The first night she sleeps in her new dorm room in New Haven, wrapped up under navy blue sheets and a bathed in the soft shifting lights of a digital picture frame—a going-away gift from Rachel and Tina, handed over with happy tears and already fully loaded—she doesn't dream at all, instead sleeping peacefully through the night. She balances classes with finding groups and clubs to join—the acapella group is out of her each, but there's a small Episcopal church just off campus that welcomes her into their choir, and she somehow winds up in the Student GSA (as much to guilt Santana into joining the one at her own university), taking some freelance photography assignments for the prestigious newspaper, and training to become a group fitness instructor at the gym—and weekly Skype sessions with the therapist from Lima she'd found with Rachel's help earlier that year.

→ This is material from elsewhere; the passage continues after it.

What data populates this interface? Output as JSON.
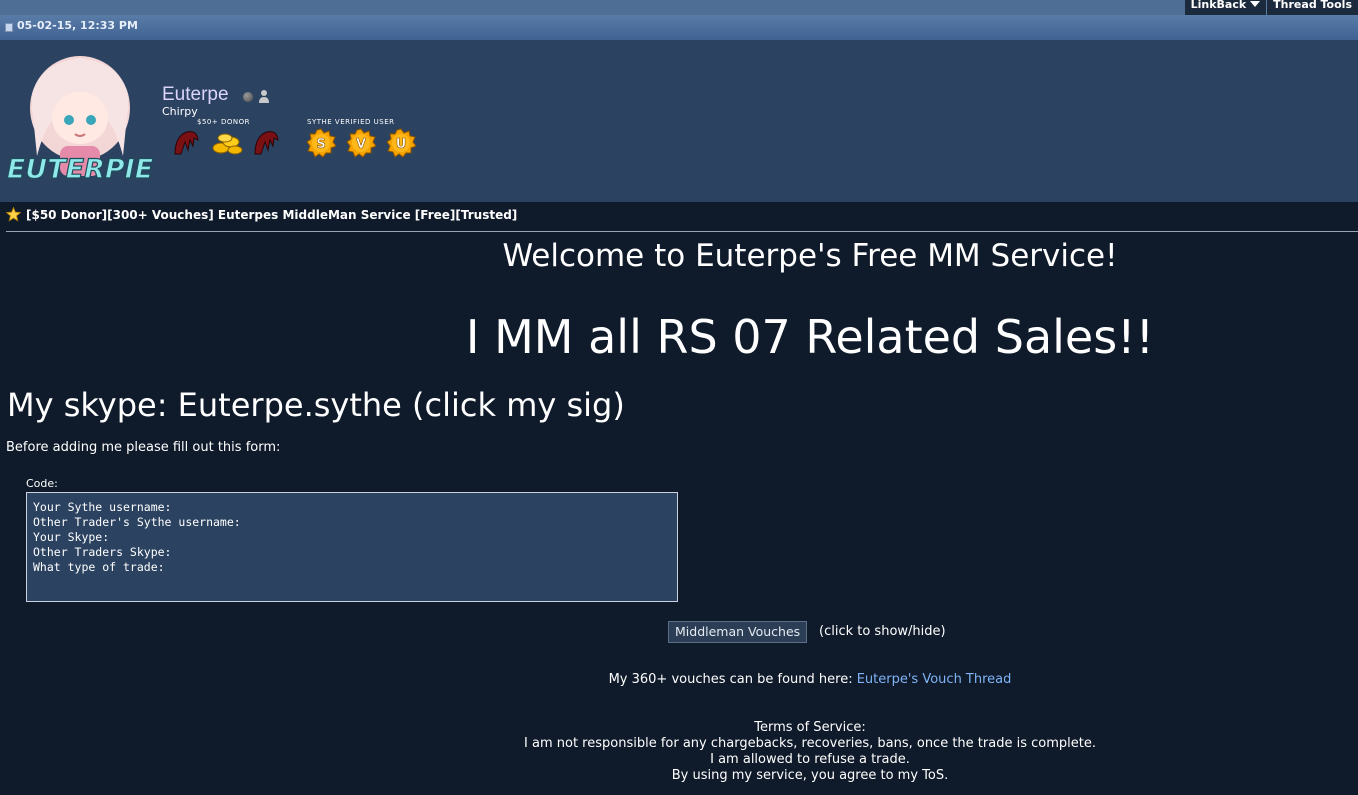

Her schedule is hectic and the leaves change more beautifully in Connecticut than they ever had in Ohio, basking her whole world in almost violent colors that are sun-bright and riotous. She's too tired to dream, her therapist says, but the color at Yale is enough to satisfy her.

The first time she goes back to Lima—Christmas, trading one blanket of snow for another in a different state, the brilliance of the Yale campus for the dreary dankness of Lima—and sleeps in her mother's house, she dreams in black and white. When she wakes up the next day, for the first time since a third grade bully named Steve dumped a soda in her backpack and called her a fatty, even the dull colors of Lima, Ohio look vibrant.